FOLK TYCOON
Ani DiFranco charts a path to success on her own record label

For musicians, being on the road can be a bummer. When singer-songwriter Ani DiFranco finds herself in a strange city, she hits the bottle. Of hair dye, that is. "I have a hairdo a week basically," admits DiFranco, lately favoring shades of green and blue. When she gets really desperate, she simply shaves all her hair off. "There's a certain window of time in the middle of the night out in Middle America," says DiFranco, who tours over 200 days a year, "where there's no bar open and nothing on TV. If you don't want to do too many drugs, you have to start bodily mutilation."

But for DiFranco, 26, slowing down is not an option. "I'm not really good at vacations -- I tend to freak out," says the funky folk singer, whose devoted fans turn out in droves to hear her frank takes on such topics as abortion, women's rights and her own bisexuality. Since 1990 she has released a whopping nine albums, selling over 800,000 copies. Her latest, the April release Living in Clip, a two-CD collection of live performances, made its debut at No. 59 on Billboard's charts. What makes these figures astonishing is that she has released each album on her own label, Righteous Babe Records, which she started in '90 and runs today. "She's a Renaissance woman," says Indigo Girls' Amy Ray, a pal. "Her music's honest and empowering, and she's a good businesswoman."

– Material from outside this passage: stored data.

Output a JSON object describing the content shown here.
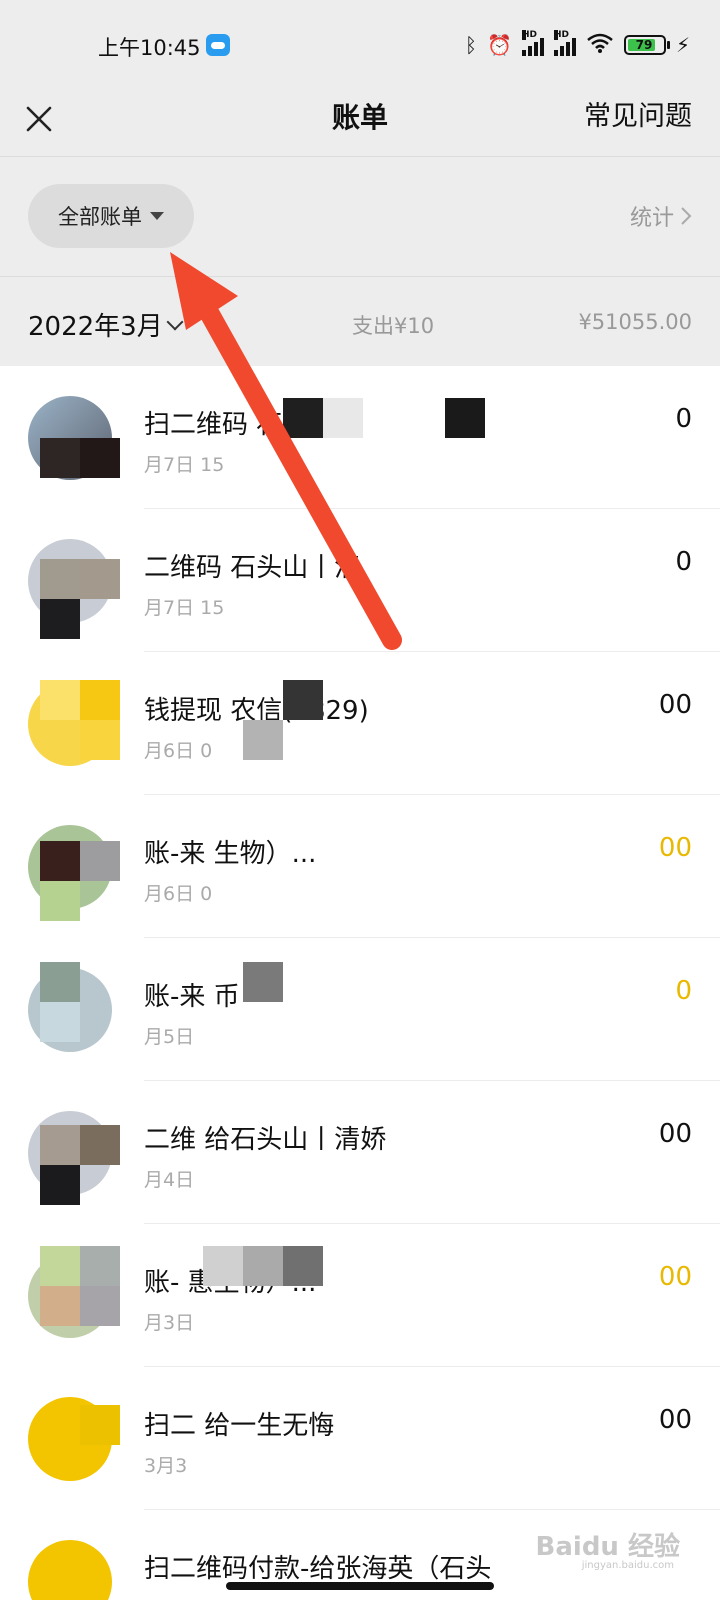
{
  "status": {
    "time": "上午10:45",
    "battery": "79"
  },
  "nav": {
    "title": "账单",
    "faq": "常见问题"
  },
  "filter": {
    "label": "全部账单",
    "stats": "统计"
  },
  "month": {
    "label": "2022年3月",
    "spend": "支出¥10",
    "income": "¥51055.00"
  },
  "rows": [
    {
      "title": "扫二维码  石头山",
      "date": "月7日 15",
      "amount": "0",
      "income": false
    },
    {
      "title": "二维码  石头山丨清",
      "date": "月7日 15",
      "amount": "0",
      "income": false
    },
    {
      "title": "钱提现  农信(5829)",
      "date": "月6日 0",
      "amount": "00",
      "income": false
    },
    {
      "title": "账-来  生物）...",
      "date": "月6日 0",
      "amount": "00",
      "income": true
    },
    {
      "title": "账-来  币",
      "date": "月5日",
      "amount": "0",
      "income": true
    },
    {
      "title": "二维  给石头山丨清娇",
      "date": "月4日",
      "amount": "00",
      "income": false
    },
    {
      "title": "账-  惠生物）...",
      "date": "月3日",
      "amount": "00",
      "income": true
    },
    {
      "title": "扫二  给一生无悔",
      "date": "3月3",
      "amount": "00",
      "income": false
    },
    {
      "title": "扫二维码付款-给张海英（石头",
      "date": "",
      "amount": "",
      "income": false
    }
  ],
  "watermark": {
    "brand": "Baidu 经验",
    "url": "jingyan.baidu.com"
  },
  "colors": {
    "background": "#ededed",
    "income": "#e9b800",
    "arrow": "#f0492e"
  }
}
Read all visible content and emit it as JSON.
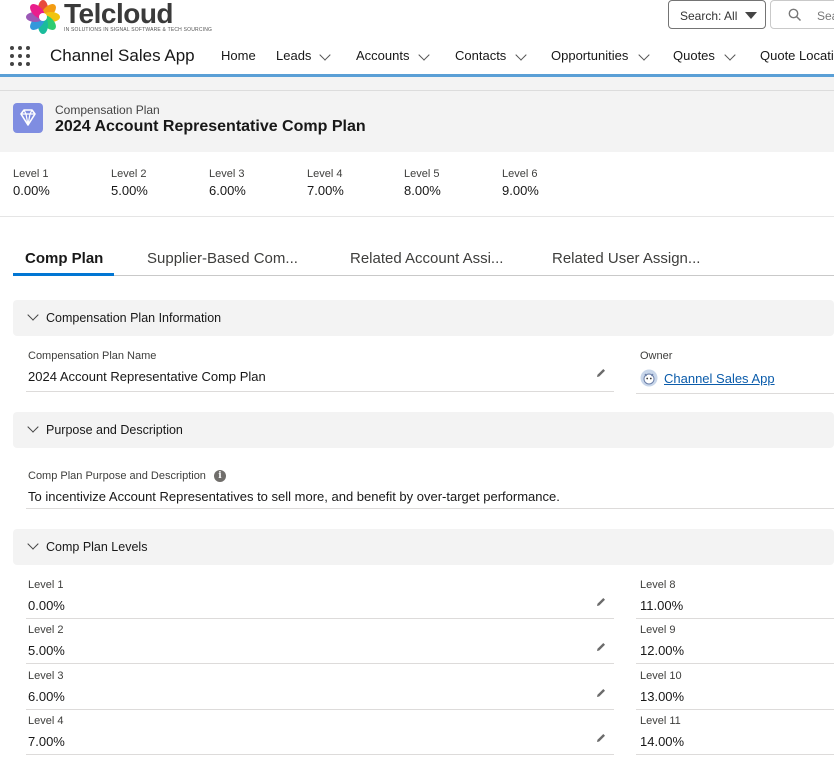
{
  "brand": {
    "name": "Telcloud",
    "tagline": "IN SOLUTIONS IN SIGNAL SOFTWARE & TECH SOURCING"
  },
  "search": {
    "scope": "Search: All",
    "placeholder": "Search..."
  },
  "nav": {
    "app_name": "Channel Sales App",
    "items": [
      {
        "label": "Home"
      },
      {
        "label": "Leads"
      },
      {
        "label": "Accounts"
      },
      {
        "label": "Contacts"
      },
      {
        "label": "Opportunities"
      },
      {
        "label": "Quotes"
      },
      {
        "label": "Quote Locations"
      }
    ]
  },
  "record": {
    "object_label": "Compensation Plan",
    "title": "2024 Account Representative Comp Plan",
    "highlights": [
      {
        "label": "Level 1",
        "value": "0.00%"
      },
      {
        "label": "Level 2",
        "value": "5.00%"
      },
      {
        "label": "Level 3",
        "value": "6.00%"
      },
      {
        "label": "Level 4",
        "value": "7.00%"
      },
      {
        "label": "Level 5",
        "value": "8.00%"
      },
      {
        "label": "Level 6",
        "value": "9.00%"
      }
    ]
  },
  "tabs": [
    {
      "label": "Comp Plan"
    },
    {
      "label": "Supplier-Based Com..."
    },
    {
      "label": "Related Account Assi..."
    },
    {
      "label": "Related User Assign..."
    }
  ],
  "sections": {
    "info": {
      "title": "Compensation Plan Information",
      "name_label": "Compensation Plan Name",
      "name_value": "2024 Account Representative Comp Plan",
      "owner_label": "Owner",
      "owner_value": "Channel Sales App"
    },
    "purpose": {
      "title": "Purpose and Description",
      "label": "Comp Plan Purpose and Description",
      "value": "To incentivize Account Representatives to sell more, and benefit by over-target performance."
    },
    "levels": {
      "title": "Comp Plan Levels",
      "left": [
        {
          "label": "Level 1",
          "value": "0.00%"
        },
        {
          "label": "Level 2",
          "value": "5.00%"
        },
        {
          "label": "Level 3",
          "value": "6.00%"
        },
        {
          "label": "Level 4",
          "value": "7.00%"
        }
      ],
      "right": [
        {
          "label": "Level 8",
          "value": "11.00%"
        },
        {
          "label": "Level 9",
          "value": "12.00%"
        },
        {
          "label": "Level 10",
          "value": "13.00%"
        },
        {
          "label": "Level 11",
          "value": "14.00%"
        }
      ]
    }
  },
  "colors": {
    "accent": "#0176d3",
    "nav_line": "#5a9fd6",
    "plan_icon": "#7f8de1",
    "link": "#0b5cab"
  }
}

The daughter of Elizabeth, an architect, and Dante, a research engineer, DiFranco began playing guitar around her native Buffalo at age 9 and was writing songs by 14. Moving to Manhattan at 18, she got her first gigs playing at colleges for "chicks at the women's center." A few years ago she bought a place in Buffalo that she is "slowly turning from a barn into a house." Her next album? "Pleasant Songs for Children," she deadpans, then flashes a mischievous grin: "Not!"